Cupertino Connect: District survey reveals dire situation

Deepa Kollipara

 

Advanced languages and mathematics classes could be cut

 

 

 

 

 



Even if the current district parcel tax of $98 per year is renewed in May, FUHSD will still face a $4.8 million shortfall in the 2011-2012 school year.  The district has already set the gears in motion for more cuts to programs and services in the near future; most recently sending out a survey to parents about programs in danger of being reduced or removed.

During the week of Jan. 22, FUHSD parents received a survey in the mail detailing 19 programs and services provided to students, and were asked to choose the five they would most want preserved. 

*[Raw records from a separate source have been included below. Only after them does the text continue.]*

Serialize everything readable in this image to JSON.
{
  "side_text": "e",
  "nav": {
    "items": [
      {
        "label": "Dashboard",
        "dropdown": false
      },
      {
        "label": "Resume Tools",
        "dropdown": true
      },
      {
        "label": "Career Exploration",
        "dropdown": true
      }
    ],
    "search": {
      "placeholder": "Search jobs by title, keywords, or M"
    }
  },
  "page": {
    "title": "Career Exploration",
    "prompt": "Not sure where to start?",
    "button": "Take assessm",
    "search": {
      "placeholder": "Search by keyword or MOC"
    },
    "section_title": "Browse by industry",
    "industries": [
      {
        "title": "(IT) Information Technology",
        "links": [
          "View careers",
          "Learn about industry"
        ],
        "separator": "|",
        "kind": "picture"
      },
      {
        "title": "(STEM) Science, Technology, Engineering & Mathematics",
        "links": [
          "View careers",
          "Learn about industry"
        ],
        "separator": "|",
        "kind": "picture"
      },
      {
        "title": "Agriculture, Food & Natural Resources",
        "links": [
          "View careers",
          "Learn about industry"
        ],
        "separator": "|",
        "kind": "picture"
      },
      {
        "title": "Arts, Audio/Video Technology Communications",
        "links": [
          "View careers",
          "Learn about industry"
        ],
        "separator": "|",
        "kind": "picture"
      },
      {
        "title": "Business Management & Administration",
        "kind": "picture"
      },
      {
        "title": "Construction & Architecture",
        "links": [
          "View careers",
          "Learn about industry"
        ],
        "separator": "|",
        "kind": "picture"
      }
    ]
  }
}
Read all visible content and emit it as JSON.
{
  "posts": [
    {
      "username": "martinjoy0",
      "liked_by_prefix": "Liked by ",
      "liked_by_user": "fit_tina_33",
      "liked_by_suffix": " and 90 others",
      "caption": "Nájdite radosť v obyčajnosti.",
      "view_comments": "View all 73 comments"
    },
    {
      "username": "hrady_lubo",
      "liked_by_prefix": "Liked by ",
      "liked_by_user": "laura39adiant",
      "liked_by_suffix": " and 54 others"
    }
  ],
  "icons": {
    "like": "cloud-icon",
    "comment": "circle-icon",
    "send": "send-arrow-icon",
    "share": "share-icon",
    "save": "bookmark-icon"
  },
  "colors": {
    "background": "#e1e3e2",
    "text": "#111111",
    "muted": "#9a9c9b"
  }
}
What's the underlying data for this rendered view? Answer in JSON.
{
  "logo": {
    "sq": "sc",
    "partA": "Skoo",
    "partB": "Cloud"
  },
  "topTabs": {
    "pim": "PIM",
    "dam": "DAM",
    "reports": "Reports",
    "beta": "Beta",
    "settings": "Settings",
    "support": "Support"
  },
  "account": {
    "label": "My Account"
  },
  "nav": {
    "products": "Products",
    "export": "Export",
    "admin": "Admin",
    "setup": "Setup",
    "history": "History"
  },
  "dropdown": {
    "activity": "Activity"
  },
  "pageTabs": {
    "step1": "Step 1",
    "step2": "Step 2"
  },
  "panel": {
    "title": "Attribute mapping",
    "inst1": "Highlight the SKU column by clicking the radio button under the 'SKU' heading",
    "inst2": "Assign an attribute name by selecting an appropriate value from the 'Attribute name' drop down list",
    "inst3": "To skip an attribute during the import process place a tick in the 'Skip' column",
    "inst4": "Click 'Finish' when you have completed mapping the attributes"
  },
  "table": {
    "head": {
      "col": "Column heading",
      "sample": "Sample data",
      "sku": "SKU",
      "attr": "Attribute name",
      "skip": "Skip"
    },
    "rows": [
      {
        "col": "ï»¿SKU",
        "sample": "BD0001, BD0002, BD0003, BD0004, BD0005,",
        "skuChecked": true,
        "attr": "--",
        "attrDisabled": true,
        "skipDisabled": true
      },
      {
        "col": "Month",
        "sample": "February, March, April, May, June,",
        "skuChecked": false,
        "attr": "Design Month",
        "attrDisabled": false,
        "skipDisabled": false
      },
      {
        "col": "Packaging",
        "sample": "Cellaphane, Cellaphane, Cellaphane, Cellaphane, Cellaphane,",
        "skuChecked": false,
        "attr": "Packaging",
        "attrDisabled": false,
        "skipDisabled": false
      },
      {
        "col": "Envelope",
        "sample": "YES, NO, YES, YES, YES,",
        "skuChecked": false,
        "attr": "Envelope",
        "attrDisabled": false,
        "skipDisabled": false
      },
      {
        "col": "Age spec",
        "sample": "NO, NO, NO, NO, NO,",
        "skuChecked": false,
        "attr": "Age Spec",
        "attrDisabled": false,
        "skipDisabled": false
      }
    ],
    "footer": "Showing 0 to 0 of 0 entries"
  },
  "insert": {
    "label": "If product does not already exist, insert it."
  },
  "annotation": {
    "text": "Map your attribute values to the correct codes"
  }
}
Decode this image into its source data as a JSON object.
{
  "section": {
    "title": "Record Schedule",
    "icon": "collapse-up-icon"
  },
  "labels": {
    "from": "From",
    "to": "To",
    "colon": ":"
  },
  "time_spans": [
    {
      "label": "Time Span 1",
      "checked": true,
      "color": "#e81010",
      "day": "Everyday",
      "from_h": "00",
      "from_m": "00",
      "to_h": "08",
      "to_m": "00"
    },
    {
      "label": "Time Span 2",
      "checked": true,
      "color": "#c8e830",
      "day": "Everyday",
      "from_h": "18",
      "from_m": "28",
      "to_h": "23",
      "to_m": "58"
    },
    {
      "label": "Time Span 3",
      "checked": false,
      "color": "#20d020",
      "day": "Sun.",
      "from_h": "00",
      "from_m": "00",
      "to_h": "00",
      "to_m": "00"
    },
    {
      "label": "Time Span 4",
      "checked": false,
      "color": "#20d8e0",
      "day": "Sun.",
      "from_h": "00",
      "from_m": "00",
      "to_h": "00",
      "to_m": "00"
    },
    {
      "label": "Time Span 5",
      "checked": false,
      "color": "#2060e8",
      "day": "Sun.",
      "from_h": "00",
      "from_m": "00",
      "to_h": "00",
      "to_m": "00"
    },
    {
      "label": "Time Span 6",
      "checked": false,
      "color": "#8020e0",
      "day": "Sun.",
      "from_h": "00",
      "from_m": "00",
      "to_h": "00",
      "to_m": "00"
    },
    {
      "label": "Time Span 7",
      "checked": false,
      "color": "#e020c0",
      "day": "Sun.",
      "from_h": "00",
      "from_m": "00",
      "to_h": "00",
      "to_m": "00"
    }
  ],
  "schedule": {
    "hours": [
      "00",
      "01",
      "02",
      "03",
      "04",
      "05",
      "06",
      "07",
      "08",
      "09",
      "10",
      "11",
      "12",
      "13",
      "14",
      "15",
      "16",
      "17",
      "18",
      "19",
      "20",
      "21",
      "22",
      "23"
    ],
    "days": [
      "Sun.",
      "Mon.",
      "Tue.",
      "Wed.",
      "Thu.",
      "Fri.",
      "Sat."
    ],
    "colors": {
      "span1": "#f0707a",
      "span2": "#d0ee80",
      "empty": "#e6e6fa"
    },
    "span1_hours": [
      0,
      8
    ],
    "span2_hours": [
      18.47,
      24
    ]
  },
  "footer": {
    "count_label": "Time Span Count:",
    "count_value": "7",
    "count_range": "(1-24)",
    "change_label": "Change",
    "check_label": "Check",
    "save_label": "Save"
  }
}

The programs and services listed for potential removal or reduction included advanced math and world languages, Advancement Via Individual Determination (AVID), art, music, drama, athletics, Career Center, custodial staff, district office staff, electives, Link Crew, guidance counseling, summer school, school administrators, library and tech support staff, science classes, seventh period option, at-risk student support, and the Study Buddy Society.

The gravity of the situation is not lost on anyone both students and staff view these programs as vital to the school.

“It kind of sickens everyone about having to make cuts from that list in any area,” Dean of Students Denae Moore said.  “It’s really scary, because what we have, we have for a reason… [the programs meet] a certain need of the student population, and that need [might not be] met.” 

 Teacher Tyler Cripe might have funds removed from his photography classes due to budget problems.  Photo by Deepa Kollipara.The district has already scaled back on expenses in the past few years, with $600,000 trimmed from the district budget.  Teachers and staff have agreed to a salary freeze to allocate the savings for FUHSD’s use, and staffing costs have also been reduced by $500,000. The money from Bond Measure B will also be saving the district money in the long term; the completed solar panels will be bringing in more than the expected $1 million.  Repairs to faulty or worn appliances, such as inefficient heating and cooling systems, are also reducing maintenance costs. 

 

"[The district budget] is designed around having the dollars as close to the classroom as possible," Moore said.  "We do really well with the small amount of money that we have, and try and keep it close to the classroom, meaning that there are smaller class sizes and teachers have higher salaries."

The district will take these surveys into consideration when making budget plans for following years; however, the survey results will not be used for a majority vote on the issue.  Surveys are due to MVHS by Feb. 26.